Innovationsdruck in Zeiten der Unsicherheit

Besim Karadeniz, 26.10.2020

Die Corona-Krise sorgt in praktisch allen Branchen für eine große Unsicherheit. Bisherige Geschäftsmodelle wanken, die meisten Unternehmen merken die Zurückhaltung der Konsumenten. Selbst die Wertschöpfung in vertikalen Märkten kommt ins Stocken. Der plötzliche Druck auf Entwicklung von Innovationen steigt und ermöglicht neue Erkenntnisse über das eigene Unternehmen.

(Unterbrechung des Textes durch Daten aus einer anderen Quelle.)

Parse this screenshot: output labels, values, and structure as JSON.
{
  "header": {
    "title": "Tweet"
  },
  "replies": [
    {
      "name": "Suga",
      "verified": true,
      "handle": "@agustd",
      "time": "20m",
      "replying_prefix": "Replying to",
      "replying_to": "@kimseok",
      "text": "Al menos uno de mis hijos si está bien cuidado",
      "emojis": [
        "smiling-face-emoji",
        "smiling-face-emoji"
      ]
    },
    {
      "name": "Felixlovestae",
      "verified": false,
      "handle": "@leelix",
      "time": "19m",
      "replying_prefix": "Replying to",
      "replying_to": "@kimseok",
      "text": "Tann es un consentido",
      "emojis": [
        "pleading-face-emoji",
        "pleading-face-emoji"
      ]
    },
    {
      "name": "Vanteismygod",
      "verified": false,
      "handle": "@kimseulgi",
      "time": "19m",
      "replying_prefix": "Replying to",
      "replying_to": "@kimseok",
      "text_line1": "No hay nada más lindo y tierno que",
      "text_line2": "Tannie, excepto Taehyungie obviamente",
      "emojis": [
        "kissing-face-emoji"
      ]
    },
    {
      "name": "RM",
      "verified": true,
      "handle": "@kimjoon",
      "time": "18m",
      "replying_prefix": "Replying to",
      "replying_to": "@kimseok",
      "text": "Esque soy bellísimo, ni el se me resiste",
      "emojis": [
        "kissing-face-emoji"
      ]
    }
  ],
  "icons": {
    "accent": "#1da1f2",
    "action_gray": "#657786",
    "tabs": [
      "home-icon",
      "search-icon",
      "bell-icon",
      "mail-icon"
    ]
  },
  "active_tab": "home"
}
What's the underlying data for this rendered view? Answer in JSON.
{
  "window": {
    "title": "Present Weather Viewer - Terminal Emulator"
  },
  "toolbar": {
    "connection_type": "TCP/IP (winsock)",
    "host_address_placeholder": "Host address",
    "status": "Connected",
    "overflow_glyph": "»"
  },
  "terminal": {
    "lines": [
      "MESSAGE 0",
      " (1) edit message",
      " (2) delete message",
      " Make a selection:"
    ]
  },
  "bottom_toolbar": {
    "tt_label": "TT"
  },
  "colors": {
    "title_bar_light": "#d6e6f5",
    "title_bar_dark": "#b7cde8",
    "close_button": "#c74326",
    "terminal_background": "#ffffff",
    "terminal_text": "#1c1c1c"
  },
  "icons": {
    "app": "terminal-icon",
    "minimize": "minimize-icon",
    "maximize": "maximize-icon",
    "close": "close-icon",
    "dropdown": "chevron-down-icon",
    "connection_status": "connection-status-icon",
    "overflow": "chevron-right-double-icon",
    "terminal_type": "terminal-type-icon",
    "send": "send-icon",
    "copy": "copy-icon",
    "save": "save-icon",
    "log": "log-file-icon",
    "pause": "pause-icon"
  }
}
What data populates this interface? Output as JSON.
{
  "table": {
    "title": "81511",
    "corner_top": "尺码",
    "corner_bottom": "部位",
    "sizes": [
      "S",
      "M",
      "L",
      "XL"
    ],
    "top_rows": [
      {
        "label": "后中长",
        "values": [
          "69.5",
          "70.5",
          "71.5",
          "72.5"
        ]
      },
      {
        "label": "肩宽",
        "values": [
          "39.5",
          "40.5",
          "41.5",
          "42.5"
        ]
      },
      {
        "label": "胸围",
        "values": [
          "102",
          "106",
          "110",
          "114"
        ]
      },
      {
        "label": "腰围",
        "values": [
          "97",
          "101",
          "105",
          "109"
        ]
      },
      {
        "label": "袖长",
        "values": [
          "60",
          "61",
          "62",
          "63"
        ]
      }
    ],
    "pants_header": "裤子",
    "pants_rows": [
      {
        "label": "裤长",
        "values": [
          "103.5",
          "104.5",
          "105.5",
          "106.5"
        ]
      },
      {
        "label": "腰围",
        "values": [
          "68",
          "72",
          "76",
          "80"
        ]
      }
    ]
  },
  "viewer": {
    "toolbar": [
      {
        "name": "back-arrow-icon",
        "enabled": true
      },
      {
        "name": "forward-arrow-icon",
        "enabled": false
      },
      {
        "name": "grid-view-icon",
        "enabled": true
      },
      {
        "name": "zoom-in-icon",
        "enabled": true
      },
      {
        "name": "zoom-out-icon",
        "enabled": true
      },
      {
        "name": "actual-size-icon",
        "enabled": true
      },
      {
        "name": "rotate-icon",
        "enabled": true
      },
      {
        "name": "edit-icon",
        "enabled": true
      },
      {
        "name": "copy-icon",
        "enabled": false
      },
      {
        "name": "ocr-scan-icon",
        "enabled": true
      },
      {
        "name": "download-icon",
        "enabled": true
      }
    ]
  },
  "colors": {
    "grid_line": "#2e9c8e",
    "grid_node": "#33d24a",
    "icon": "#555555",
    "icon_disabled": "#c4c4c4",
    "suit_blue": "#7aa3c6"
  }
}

Der befreundete Geschäftsführer einer Sportgaststätte hatte frohes zu berichten und das inmitten der Corona-Pandemie. Der Umsatz seines Mittagstisches war deutlich gestiegen – und zwar gegenüber Werten aus dem letzten Jahr. Was war passiert?

Während des Lockdowns war auch er davon betroffen, dass die Einnahmesituation von jetzt auf heute fast vollständig weggebrochen war. Sportgaststätten leben von Laufkundschaft und vor allem vom Betrieb auf den anliegenden Sportplätzen. Beides war im Lockdown nicht mehr denkbar, die unternehmerische Situation äußerst dramatisch.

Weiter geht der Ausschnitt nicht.